Her death prompted students to scrutinize university security and safety back then. And that has led to changes on campus now.
"We've been very proactive about that," said UALR Vice Chancellor of Finance and Administration Bob Adams.
The college has installed additional lighting and expanded the video surveillance system.
"Hopefully surveillance isn't there to catch someone, it's there to deter other acts of violence," Adams said.
The Trojan Trolley was up and running immediately in the semester following Patricia's death.
"It was something students put a lot of emphasis on during open forums during that time," Adams said. "Now, we pretty well cover the entire campus, so students can park and get a ride from the perimeter parking lots and all around campus."
Warnings have been installed in the parking lot Patricia disappeared from, and students have taken notice of the safety aspect.
"They put up signs saying it's not monitored," said UALR junior Chris Luckey. "You know that if you park there, it's at your own risk."
The university encouraging students to park in lots patrolled by campus police.
"With the trolley a student can park in a safer area without crossing University," Adams said. "That's a very busy thoroughfare, and we have plenty of parking on campus. Particularly with the trolley now. Students can park on the north side of campus and catch a ride into the inner-section."
But perhaps the biggest change on campus, is students' own safety awareness.
"People are definitely paying more attention to it," Luckey said. "Girls, you'll notice they try to get off campus early. If they're leaving after dark they make sure someone walks with them to their car."
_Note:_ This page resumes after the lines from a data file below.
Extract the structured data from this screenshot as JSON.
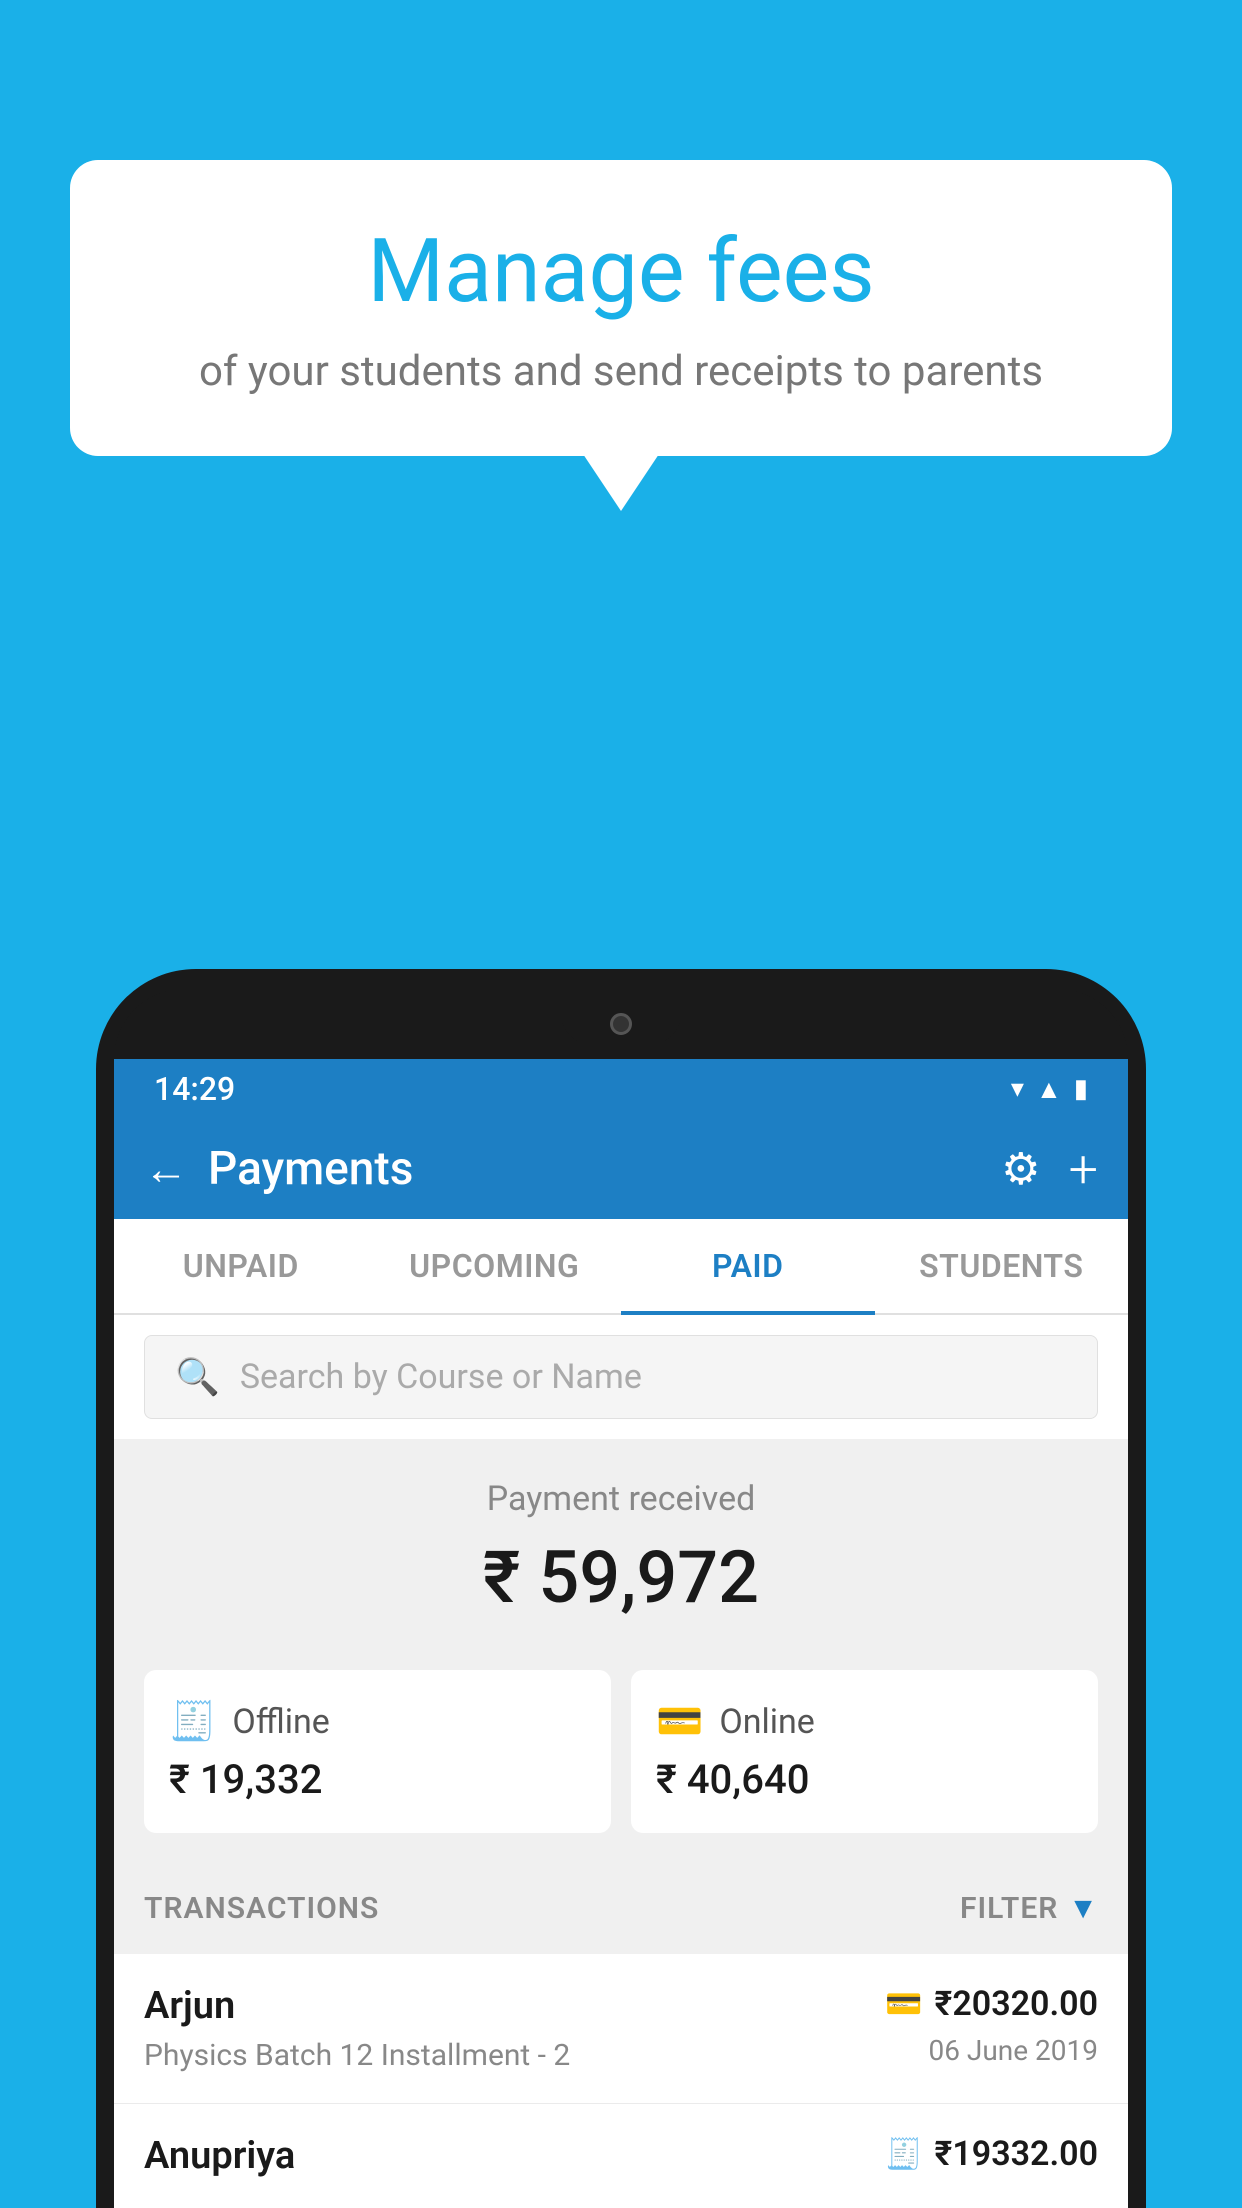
{
  "background": {
    "color": "#1ab0e8"
  },
  "bubble": {
    "title": "Manage fees",
    "subtitle": "of your students and send receipts to parents"
  },
  "statusBar": {
    "time": "14:29",
    "icons": [
      "▼",
      "◂",
      "▮"
    ]
  },
  "appBar": {
    "title": "Payments",
    "backLabel": "←",
    "settingsIcon": "⚙",
    "addIcon": "+"
  },
  "tabs": [
    {
      "id": "unpaid",
      "label": "UNPAID",
      "active": false
    },
    {
      "id": "upcoming",
      "label": "UPCOMING",
      "active": false
    },
    {
      "id": "paid",
      "label": "PAID",
      "active": true
    },
    {
      "id": "students",
      "label": "STUDENTS",
      "active": false
    }
  ],
  "search": {
    "placeholder": "Search by Course or Name"
  },
  "paymentSummary": {
    "label": "Payment received",
    "amount": "₹ 59,972"
  },
  "paymentCards": [
    {
      "id": "offline",
      "label": "Offline",
      "amount": "₹ 19,332",
      "icon": "💳"
    },
    {
      "id": "online",
      "label": "Online",
      "amount": "₹ 40,640",
      "icon": "💳"
    }
  ],
  "transactions": {
    "sectionLabel": "TRANSACTIONS",
    "filterLabel": "FILTER",
    "items": [
      {
        "name": "Arjun",
        "detail": "Physics Batch 12 Installment - 2",
        "amount": "₹20320.00",
        "date": "06 June 2019",
        "paymentType": "online"
      },
      {
        "name": "Anupriya",
        "detail": "",
        "amount": "₹19332.00",
        "date": "",
        "paymentType": "offline"
      }
    ]
  }
}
"Not to walk alone, walk with a friend or a buddy or whatever," said UALR senior Markeita Simmons. "Some students, now, are realizing safety is important."
"In our classes, girls are talking about how we walk around campus. You see people looking at people on campus differently, they're more aware," Ajanel said.
UALR, also becoming the first college in Arkansas to implement the "Green Dot" program, a bystander training program to teach staff, students, and everyone in the campus community how to detect and react to violence.
"Placing a little bit of responsibility on the bystander," Ajanel said. "Sometimes, as bystanders, we think 'It isn't me. It's not my place to do anything'. But this program will teach us how to be a witness and how to respond appropriately."
Which could have proved to be life-saving for Patricia, considering she was abducted in the mid-day on a busy city street.
"The smallest thing could have been some sort of indicate that something was wrong. If someone knew to respond to that -- there's no harm in it being reported," Ajanel said. " It could potentially save a life."
A memorial to Patricia is on display in the Donaghey Student Center, but friends like Ajanel have begun to see the impact of both her life and death all across campus.
"Her death, it's something horrible. But positive things can come out of it, and they are," Ajanel said.